I coloni, in prevalenza provenienti dagli insediamenti di Elon Moreh e Itamar, roccaforti nel nazionalismo religioso più estremo, affermano di voler soltanto visitare Khirbet al Arma, la biblica Aruma, località citata nel Libro dei Giudici, dove si sarebbe stabilito Abimelec. Non ci credono gli abitanti di Beita – villaggio divenuto noto durante prima Intifada palestinese contro l’occupazione (1987-1993) -, che temono una manovra volta a portare caravan e container sul Jabal al Arma  in modo da dare vita all’ennesimo avamposto coloniale che sarà poi riconosciuto dal governo israeliano. E sono convinti che ad incoraggiare i coloni sia stato il Piano Trump (Accordo del secolo), annunciato dagli Usa il 28 gennaio, che apre la strada all’annessione unilaterale a Israele della Valle del Giordano e delle ampie porzioni di Cisgiordania dove sono situate le colonie.

 

Anche il segretario generale dell’Olp Saeb Erekat, ieri ha fatto riferimento al Piano Trump quando ha denunciato la costruzione, approvata dal ministro della difesa israeliano Naftali Bennett, della «strada sovrana» che permetterà ad Israele di edificare anche nella area strategica E1, tra Gerusalemme e l’insediamento coloniale di Maale Adumin ad est della città.  «Siamo all’inizio dell’attuazione del piano di annessione e di apartheid», ha protestato Erekat. «Inizia sempre così, con la costruzione di strade. Ci sono già tante strade in Cisgiordania che i palestinesi non possono usare», ha ricordato.

 

La «strada sovrana» è uno sviluppo della tangenziale aperta da Israele poco più di un anno fa intorno a Gerusalemme che, con un muro alto diversi metri, divide gli automobilisti israeliani da quelli palestinesi.
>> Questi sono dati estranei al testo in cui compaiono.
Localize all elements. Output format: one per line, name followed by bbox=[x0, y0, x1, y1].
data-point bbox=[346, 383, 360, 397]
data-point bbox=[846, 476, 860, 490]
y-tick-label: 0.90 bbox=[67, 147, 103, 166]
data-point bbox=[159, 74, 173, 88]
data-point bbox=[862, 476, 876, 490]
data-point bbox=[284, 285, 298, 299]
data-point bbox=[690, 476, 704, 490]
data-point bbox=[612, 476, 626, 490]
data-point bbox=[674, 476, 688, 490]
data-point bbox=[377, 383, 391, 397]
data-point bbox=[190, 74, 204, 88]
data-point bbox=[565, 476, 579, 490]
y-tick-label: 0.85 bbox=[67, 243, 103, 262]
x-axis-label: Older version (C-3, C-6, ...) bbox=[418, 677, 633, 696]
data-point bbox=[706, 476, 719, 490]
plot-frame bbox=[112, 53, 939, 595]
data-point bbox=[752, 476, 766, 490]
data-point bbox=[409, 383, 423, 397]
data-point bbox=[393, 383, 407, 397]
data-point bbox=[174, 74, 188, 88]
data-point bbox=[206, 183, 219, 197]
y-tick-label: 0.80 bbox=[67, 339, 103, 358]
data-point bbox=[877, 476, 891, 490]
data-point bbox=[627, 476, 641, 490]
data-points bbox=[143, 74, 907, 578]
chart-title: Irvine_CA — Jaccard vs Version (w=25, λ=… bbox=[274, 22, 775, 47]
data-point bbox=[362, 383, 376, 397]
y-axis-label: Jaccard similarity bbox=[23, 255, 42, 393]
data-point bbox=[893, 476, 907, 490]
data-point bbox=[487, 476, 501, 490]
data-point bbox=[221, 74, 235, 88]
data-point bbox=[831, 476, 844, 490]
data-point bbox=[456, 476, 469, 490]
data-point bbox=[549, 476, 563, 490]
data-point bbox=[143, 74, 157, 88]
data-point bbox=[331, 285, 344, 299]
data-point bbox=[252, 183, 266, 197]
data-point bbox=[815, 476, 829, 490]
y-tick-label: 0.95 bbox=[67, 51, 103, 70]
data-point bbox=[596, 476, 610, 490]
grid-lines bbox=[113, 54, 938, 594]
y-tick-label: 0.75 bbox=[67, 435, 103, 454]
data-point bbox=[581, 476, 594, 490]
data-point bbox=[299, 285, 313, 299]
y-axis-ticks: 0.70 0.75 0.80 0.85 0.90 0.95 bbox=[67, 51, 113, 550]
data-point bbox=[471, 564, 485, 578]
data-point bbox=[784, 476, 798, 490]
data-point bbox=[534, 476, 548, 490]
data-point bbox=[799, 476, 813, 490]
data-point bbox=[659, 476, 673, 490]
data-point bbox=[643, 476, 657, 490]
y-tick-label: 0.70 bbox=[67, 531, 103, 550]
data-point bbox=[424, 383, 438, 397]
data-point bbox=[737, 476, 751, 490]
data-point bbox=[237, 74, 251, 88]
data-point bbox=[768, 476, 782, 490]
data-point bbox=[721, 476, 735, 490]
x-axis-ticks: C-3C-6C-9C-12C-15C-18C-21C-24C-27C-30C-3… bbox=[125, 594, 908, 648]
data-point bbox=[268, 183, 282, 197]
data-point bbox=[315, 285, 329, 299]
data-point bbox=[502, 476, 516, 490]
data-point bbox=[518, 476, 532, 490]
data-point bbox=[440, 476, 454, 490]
Questi ultimi alle varie uscite della tangenziale sono indirizzati solo verso la Cisgiordania e per entrare a Gerusalemme, come fanno senza problemi i coloni, devono transitare per posti di blocco presidiati da polizia ed esercito di Israele ed esibire un permesso delle autorità per entrare nella città. I palestinesi la chiamano la «strada dell’apartheid». La nuova strada porta i veicoli palestinesi in una sorta di tunnel, lungo un muro, tra i villaggi a sud e a nord di Gerusalemme, tenendoli ben separati da quelli israeliani. Per Bennett la strada servirà a «prevenire attriti» tra i palestinesi e i coloni (illegali in Cisgiordania secondo le leggi internazionali). La strada isolerà e separerà la città santa dai villaggi palestinesi che la circondano e contribuirà a chiudere la porta alla creazione di uno Stato palestinese territorialmente omogeneo, con Gerusalemme Est come capitale.